Theo figured it was Travis’s prints. Since Sherman’s blood had been found on Travis’s shirt, it wouldn’t be much of a stretch for the prints to belong to his father, as well.
Apparently they didn’t, though.
“They’re Lacey’s,” Gabriel said.
Oh, man. That explained why Gabriel had wanted Ivy’s stepdaughter brought in, but that was about all it explained.
“Lacey was twenty when our parents were killed,” Ivy pointed out. “And she didn’t know them. She didn’t even live close to Blue River when the murders happened.”
“That’s exactly why I want to talk to her,” Gabriel continued. “If those are really her prints, then she must have touched the watch at some point—either at the time of the murder or afterward.”
“Afterward could mean someone is setting her up,” Theo pointed out. But then there was a problem with that. “Who had the watch to be able to do something like that, and why set up Lacey this way? If someone wanted to tie her to the attacks, there would have been an easier way to do that by just creating a fake money trail.”
Obviously, neither Gabriel nor Ivy had answers for that, and if it was a setup, Lacey might not know it, either. But it could mean she’d come in contact with someone who’d been present at the murders. Could.
Theo hoped Ivy didn’t take this the wrong way, but he had to ask. “Is it possible that your late husband knew your parents?”

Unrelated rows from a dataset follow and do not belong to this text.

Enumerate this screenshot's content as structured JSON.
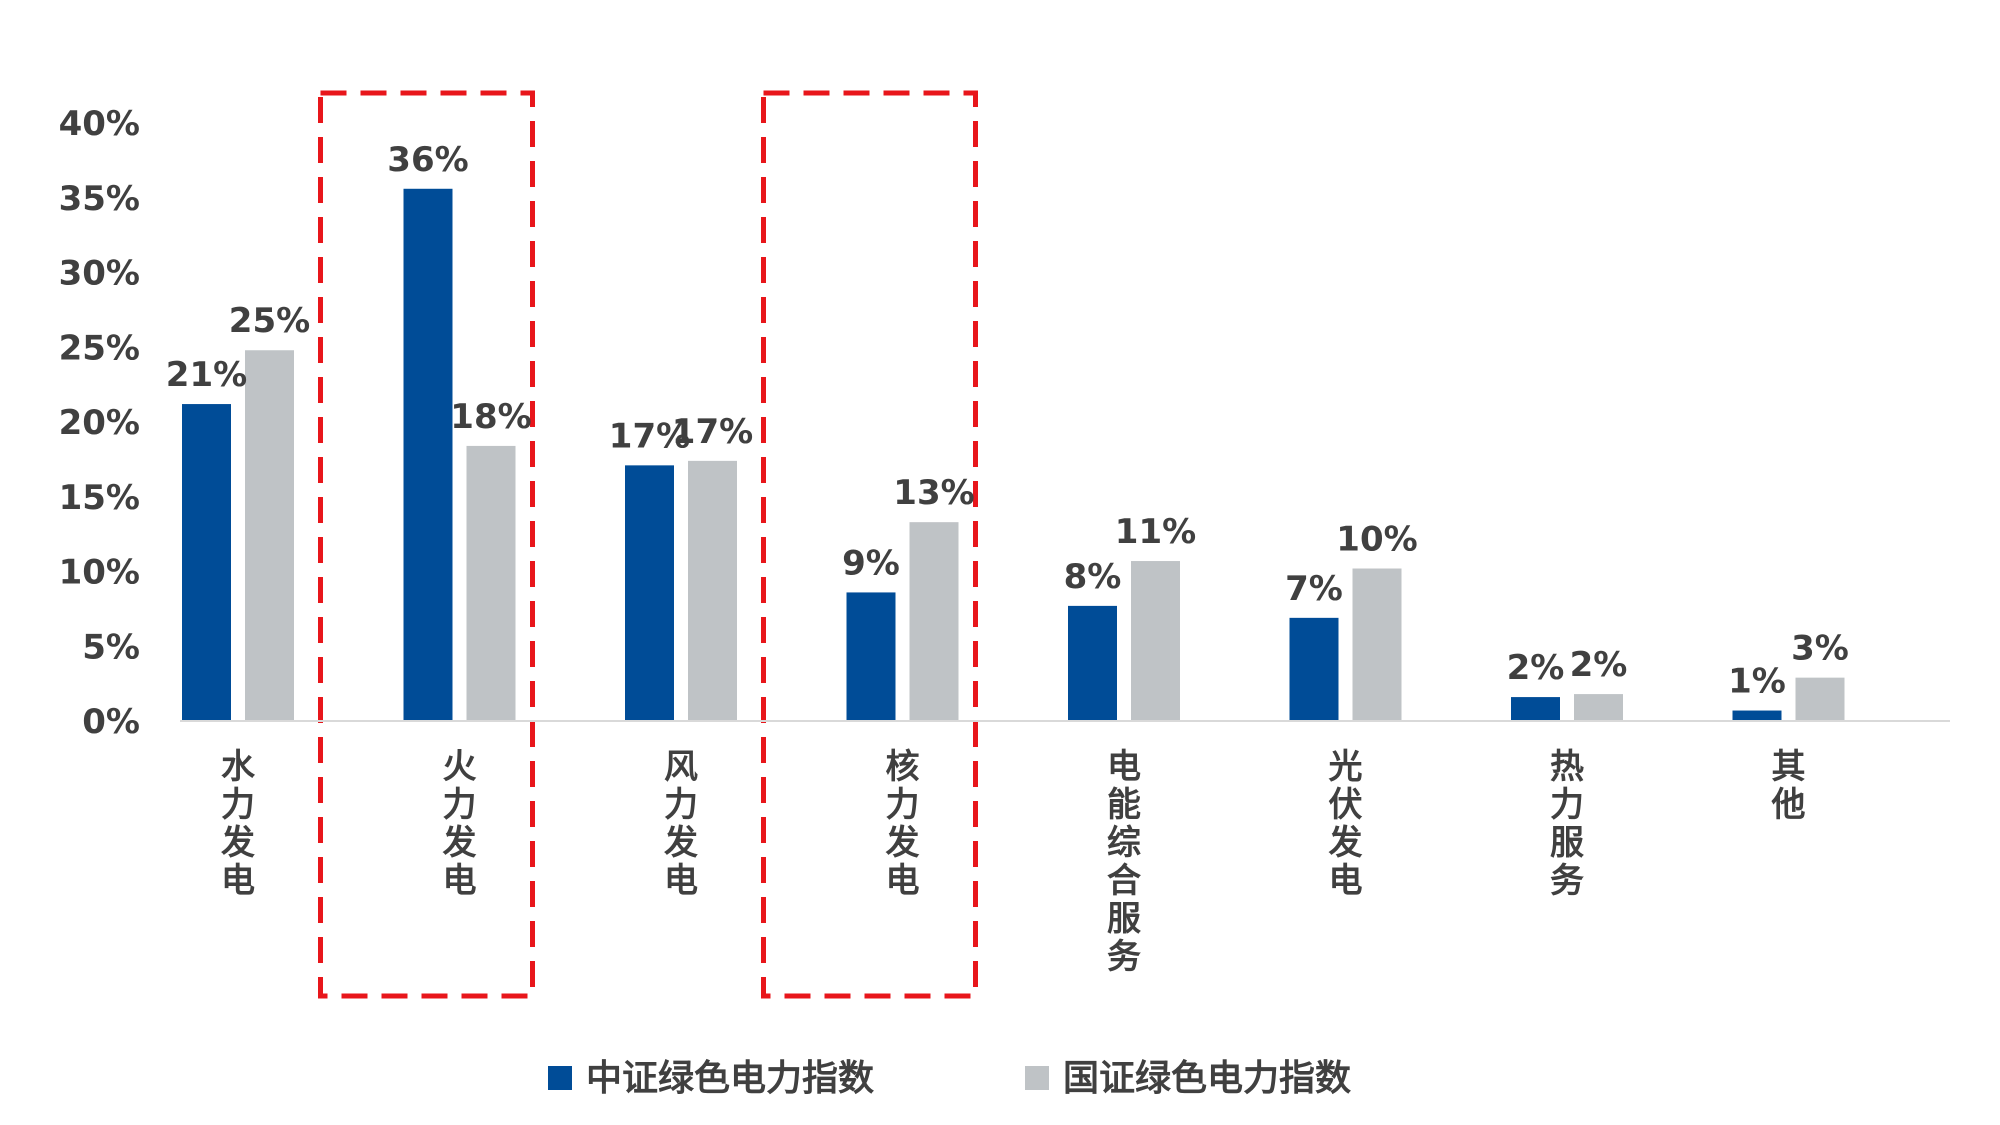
{
  "chart_data": {
    "type": "bar",
    "categories": [
      "水力发电",
      "火力发电",
      "风力发电",
      "核力发电",
      "电能综合服务",
      "光伏发电",
      "热力服务",
      "其他"
    ],
    "series": [
      {
        "name": "中证绿色电力指数",
        "values": [
          21.2,
          35.6,
          17.1,
          8.6,
          7.7,
          6.9,
          1.6,
          0.7
        ],
        "labels": [
          "21%",
          "36%",
          "17%",
          "9%",
          "8%",
          "7%",
          "2%",
          "1%"
        ],
        "color": "#004C97"
      },
      {
        "name": "国证绿色电力指数",
        "values": [
          24.8,
          18.4,
          17.4,
          13.3,
          10.7,
          10.2,
          1.8,
          2.9
        ],
        "labels": [
          "25%",
          "18%",
          "17%",
          "13%",
          "11%",
          "10%",
          "2%",
          "3%"
        ],
        "color": "#BFC3C6"
      }
    ],
    "ylim": [
      0,
      40
    ],
    "yticks": [
      "0%",
      "5%",
      "10%",
      "15%",
      "20%",
      "25%",
      "30%",
      "35%",
      "40%"
    ],
    "grid": false,
    "legend": "bottom",
    "highlight_categories": [
      "火力发电",
      "核力发电"
    ],
    "highlight_color": "#E8161B"
  }
}
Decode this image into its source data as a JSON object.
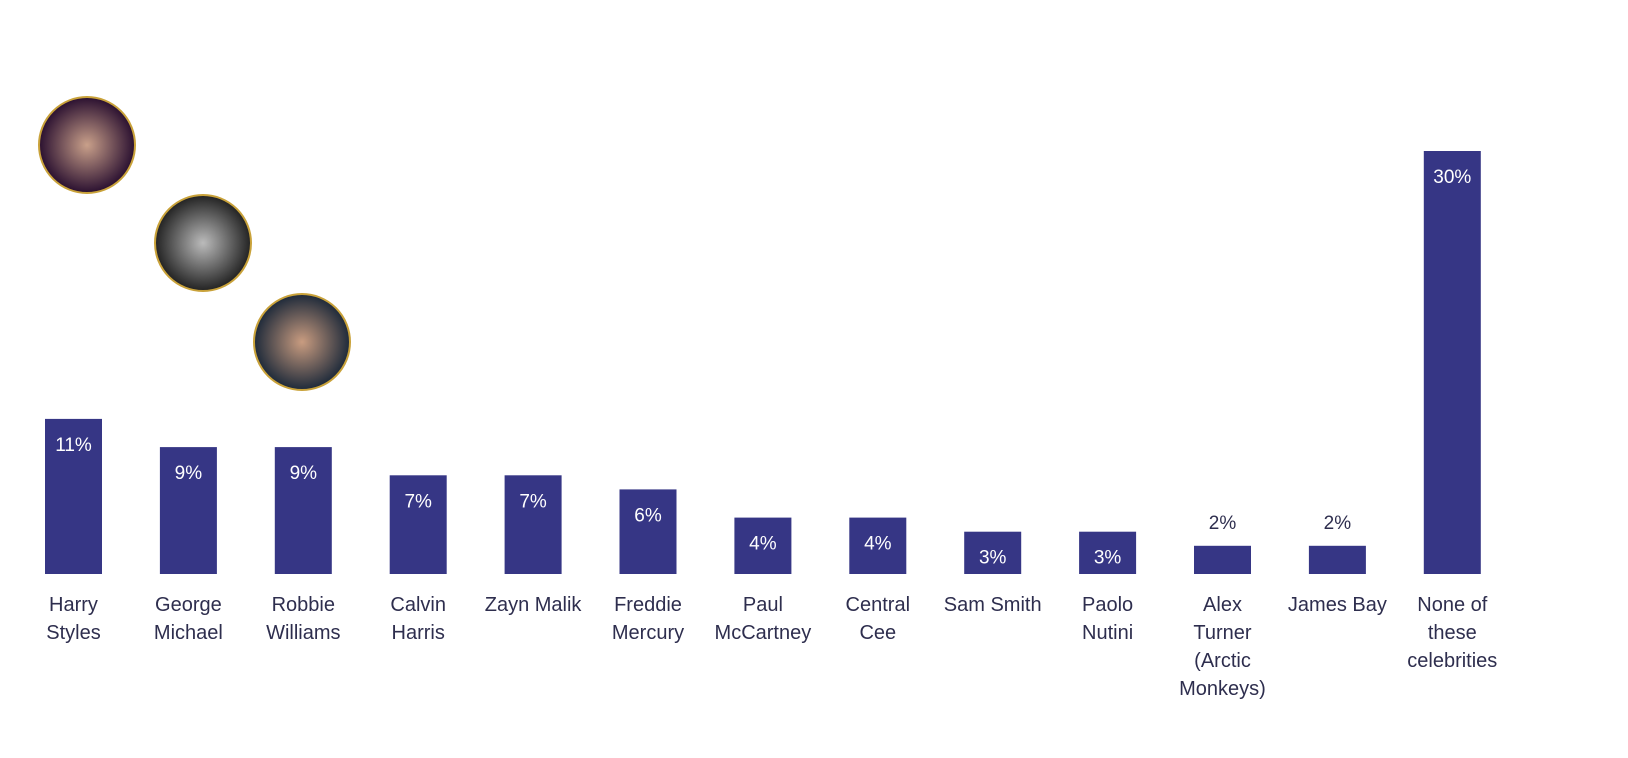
{
  "chart_data": {
    "type": "bar",
    "categories": [
      "Harry Styles",
      "George Michael",
      "Robbie Williams",
      "Calvin Harris",
      "Zayn Malik",
      "Freddie Mercury",
      "Paul McCartney",
      "Central Cee",
      "Sam Smith",
      "Paolo Nutini",
      "Alex Turner (Arctic Monkeys)",
      "James Bay",
      "None of these celebrities"
    ],
    "values": [
      11,
      9,
      9,
      7,
      7,
      6,
      4,
      4,
      3,
      3,
      2,
      2,
      30
    ],
    "value_labels": [
      "11%",
      "9%",
      "9%",
      "7%",
      "7%",
      "6%",
      "4%",
      "4%",
      "3%",
      "3%",
      "2%",
      "2%",
      "30%"
    ],
    "color": "#363685"
  }
}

She shook her head. But then she paused. “I honestly never asked him. All of that was still so raw and painful when I met Chad, and he seemed to sense that I didn’t want to talk about it.”

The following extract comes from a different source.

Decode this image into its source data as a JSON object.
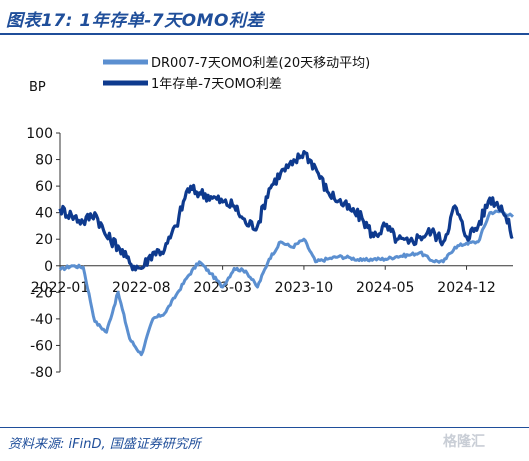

Theo looked at Gabriel, who was already taking out his phone. “I’ll see if Chad’s name came up at any point during the investigation or the check of the old police records.”
That brought Ivy to her feet. “You can’t think Chad killed them.” She didn’t seem to have any doubts about that. “Because he was a gentle man. He definitely wasn’t a killer.”
Theo took her hand and had her sit again. “I believe you, but it’s possible he had some connection to my father. He might have known him, might have sympathized with the feud that was going on between the Becketts and the Cantons. Yeah, it’s a long shot,” he quickly added, “but we’re working with nothing but long shots here.”
And that meant Theo might have to talk to Travis after all. Not to have him meet Nathan. Not a chance. But rather to start ruling out any association he could have possibly had with Chad.
“How’d you meet Chad?” Gabriel asked the moment he ended his call.
She narrowed her eyes a little at her brother. Obviously, she wasn’t pleased that her late husband was coming into question. Probably because it was too hard to wrap her mind around the fact that she might have been living with the man who’d had some part in her parents’ death. And maybe he didn’t. Again, this was a long shot.
“I met him at a livestock auction near Houston,” Ivy finally answered. “I’d just bought a small place and wanted to buy a horse. Chad sat next to me, and when Nathan started fussing, he started making funny faces at him and got him to stop.”
For reasons Theo didn’t want to explore, hearing that caused him to scowl. He figured what he was feeling was some old-fashioned jealousy, but hell, it was hard to hear of any man having that kind of interaction with his son when he hadn’t had the chance to even see the baby.
Hard to hear about Ivy being with another man, too.
That kiss was responsible for him feeling that. And in this case, the jealousy didn’t make a lick of sense. He’d been with other women since Ivy, but then, he hadn’t married any of them. In fact, he hadn’t even gotten past the casual sex stage. Theo had always blamed that on his job, but after that kiss with Ivy, he knew that his feelings for her were still there, and they had probably been playing into it even after all these years.
Ivy pushed her hair from her face, looked away. “After we met at the auction, Chad asked me out for coffee, and eventually I went…four months later.”
So Ivy hadn’t exactly jumped at the chance to be with another man. Not that Theo believed she had. Nathan had been nearly a year old when she’d married Chad, and that meant by then Theo had been out of her life for almost two years. She’d moved on. But she’d moved on with a man who could have some connection to the Beckett murders.